TORONTO – Even without a full-blown trial, a judge was right to decide that placing inmates in solitary confinement amounts to cruel and unusual punishment in violation of their rights, Ontario’s top court ruled on Monday.
In upholding summary judgments in two separate but related class actions, the Court of Appeal agreed the federal government had long ignored warnings about the dangers of prolonged segregation and the lack of independent oversight of such placements.
One of the current cases, with Christopher Brazeau as representative plaintiff, involves the placement of mentally ill inmates in isolation. The class in the other case, spearheaded by Jullian Reddock, takes in prisoners placed in administrative segregation for at least 15 straight days.
“Canada chose to ignore repeated recommendations for some form of independent review of administrative segregation,” the Appeal Court said. “Canada also continued to place inmates suffering from mental illness in administrative segregation, despite repeated warnings of the harm that this practice caused.”

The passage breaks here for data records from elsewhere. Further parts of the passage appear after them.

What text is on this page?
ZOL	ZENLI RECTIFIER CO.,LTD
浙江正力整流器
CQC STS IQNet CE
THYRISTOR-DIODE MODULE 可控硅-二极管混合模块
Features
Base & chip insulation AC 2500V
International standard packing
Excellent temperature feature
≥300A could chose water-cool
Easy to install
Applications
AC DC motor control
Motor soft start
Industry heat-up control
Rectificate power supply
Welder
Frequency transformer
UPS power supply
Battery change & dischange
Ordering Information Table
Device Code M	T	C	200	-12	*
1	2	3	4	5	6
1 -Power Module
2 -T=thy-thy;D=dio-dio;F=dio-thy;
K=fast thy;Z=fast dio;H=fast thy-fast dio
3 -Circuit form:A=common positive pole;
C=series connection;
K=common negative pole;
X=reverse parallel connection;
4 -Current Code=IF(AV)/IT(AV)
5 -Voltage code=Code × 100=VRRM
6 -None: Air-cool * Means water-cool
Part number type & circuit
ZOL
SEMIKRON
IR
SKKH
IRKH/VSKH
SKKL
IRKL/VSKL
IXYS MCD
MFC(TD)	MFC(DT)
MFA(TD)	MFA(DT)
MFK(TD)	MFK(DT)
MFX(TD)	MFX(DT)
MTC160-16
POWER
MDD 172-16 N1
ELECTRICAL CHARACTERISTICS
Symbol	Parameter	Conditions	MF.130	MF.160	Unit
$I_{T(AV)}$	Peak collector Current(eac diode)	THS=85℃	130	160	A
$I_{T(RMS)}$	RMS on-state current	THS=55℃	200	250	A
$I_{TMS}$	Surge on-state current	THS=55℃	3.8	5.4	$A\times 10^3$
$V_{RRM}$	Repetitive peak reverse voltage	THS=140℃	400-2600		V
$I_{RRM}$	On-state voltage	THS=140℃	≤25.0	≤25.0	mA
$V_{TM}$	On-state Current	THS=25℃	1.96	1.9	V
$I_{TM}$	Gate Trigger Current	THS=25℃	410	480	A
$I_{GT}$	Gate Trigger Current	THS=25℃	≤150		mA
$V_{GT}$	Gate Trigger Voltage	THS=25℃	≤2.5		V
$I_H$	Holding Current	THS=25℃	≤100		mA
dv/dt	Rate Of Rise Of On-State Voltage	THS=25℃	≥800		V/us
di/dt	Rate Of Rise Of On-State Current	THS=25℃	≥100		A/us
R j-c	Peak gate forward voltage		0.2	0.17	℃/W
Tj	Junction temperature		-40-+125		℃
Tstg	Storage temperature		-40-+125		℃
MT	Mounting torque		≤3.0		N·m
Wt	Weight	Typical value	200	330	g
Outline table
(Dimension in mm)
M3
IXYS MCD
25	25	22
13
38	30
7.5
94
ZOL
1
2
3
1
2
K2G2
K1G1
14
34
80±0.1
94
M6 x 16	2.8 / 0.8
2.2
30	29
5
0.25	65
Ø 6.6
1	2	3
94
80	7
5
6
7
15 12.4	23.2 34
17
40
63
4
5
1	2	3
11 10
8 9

Last year, Superior Court Justice Paul Perell ruled there was no need for trials to decide the claims. Perell sided with the inmates in both suits. In Reddock, he also found Canada liable for “systemic negligence.”
Perell awarded $20 million in preliminary damages for each class. In one case, he said, the money should go to the inmates. In the other, he ruled it should go toward “structural changes” to prisons to improve conditions for mentally ill inmates.
On appeal, the federal government argued Perell should have ruled only after a trial. The higher court rejected the argument based on “ample evidence” the federal government failed to heed repeated warnings that segregation, especially when prolonged, can have devastating psychological impact on inmates.